What Benedict's resignation has done is fundamentally change the papacy. It has caused a cataclysm far greater than what has followed in the wake of the Second Vatican Council. You barely hear a reference to Vatican II here at all. It's all about Pope Francis. Immediately following the Council, liberals and progressives spoke in terms of the Church as if She hadn't existed before 1965. Today, they speak in even more narrow terms: as if She'd never existed before Pope Francis. Even John Paul's 1980 heralded exhortation on the family, Familiaris Consortio, has been essentially pushed aside.
The damage of Benedict’s resignation is now coming into full focus. The Church has been reduced in the common mind to just the Pope — nothing else. What Pope Benedict did may even rise to the level of immoral. Recall that there is the history of St. Peter running out of Rome when Nero fired up the persecution. Suddenly on the Via Appia Our Blessed Lord appeared to him walking toward Rome, and Peter said to Him, Quo Vadis, Domine? "Where are you going, Lord?" And Jesus answered, "I'm going to Rome to be crucified again."

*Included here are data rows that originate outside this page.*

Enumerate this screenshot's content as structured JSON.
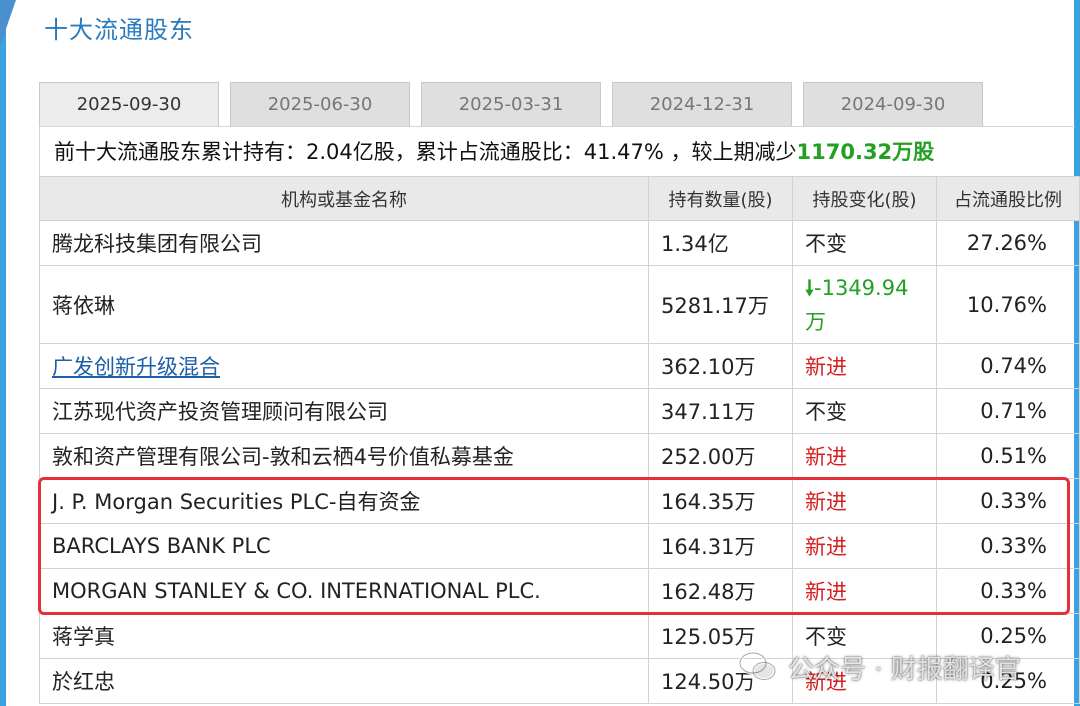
{
  "section": {
    "title": "十大流通股东"
  },
  "tabs": [
    {
      "label": "2025-09-30",
      "active": true
    },
    {
      "label": "2025-06-30",
      "active": false
    },
    {
      "label": "2025-03-31",
      "active": false
    },
    {
      "label": "2024-12-31",
      "active": false
    },
    {
      "label": "2024-09-30",
      "active": false
    }
  ],
  "summary": {
    "text": "前十大流通股东累计持有：2.04亿股，累计占流通股比：41.47% ，较上期减少",
    "change": "1170.32万股"
  },
  "table": {
    "headers": [
      "机构或基金名称",
      "持有数量(股)",
      "持股变化(股)",
      "占流通股比例"
    ],
    "rows": [
      {
        "name": "腾龙科技集团有限公司",
        "qty": "1.34亿",
        "change": "不变",
        "pct": "27.26%"
      },
      {
        "name": "蒋依琳",
        "qty": "5281.17万",
        "change": "-1349.94万",
        "pct": "10.76%"
      },
      {
        "name": "广发创新升级混合",
        "qty": "362.10万",
        "change": "新进",
        "pct": "0.74%"
      },
      {
        "name": "江苏现代资产投资管理顾问有限公司",
        "qty": "347.11万",
        "change": "不变",
        "pct": "0.71%"
      },
      {
        "name": "敦和资产管理有限公司-敦和云栖4号价值私募基金",
        "qty": "252.00万",
        "change": "新进",
        "pct": "0.51%"
      },
      {
        "name": "J. P. Morgan Securities PLC-自有资金",
        "qty": "164.35万",
        "change": "新进",
        "pct": "0.33%"
      },
      {
        "name": "BARCLAYS BANK PLC",
        "qty": "164.31万",
        "change": "新进",
        "pct": "0.33%"
      },
      {
        "name": "MORGAN STANLEY & CO. INTERNATIONAL PLC.",
        "qty": "162.48万",
        "change": "新进",
        "pct": "0.33%"
      },
      {
        "name": "蒋学真",
        "qty": "125.05万",
        "change": "不变",
        "pct": "0.25%"
      },
      {
        "name": "於红忠",
        "qty": "124.50万",
        "change": "新进",
        "pct": "0.25%"
      }
    ]
  },
  "watermark": {
    "text": "公众号 · 财报翻译官"
  },
  "colors": {
    "accent": "#2a7bbd",
    "increase_red": "#d42020",
    "decrease_green": "#22a022",
    "highlight": "#e3303a"
  }
}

Peter got the message and turned back around, went into Rome and was martyred. That is precisely what Benedict did not do. And because of it, he has introduced an element into the papacy that may never be capable of being overcome except by another direct intervention by Our Lord. Ironically, Pope Benedict is the one who invented the term the "hermeneutic of continuity" versus the "hermeneutic of rupture" — yet he is the very one who has introduced this rupture and its resulting confusion into the papacy.
In an era where fatherhood has become so disgraced, Pope Benedict is the one who will be remembered as abandoning his children in the hour of their great need. This is the kind of analysis that Catholics need to hear, not just hand-wringing and piling on Pope Francis.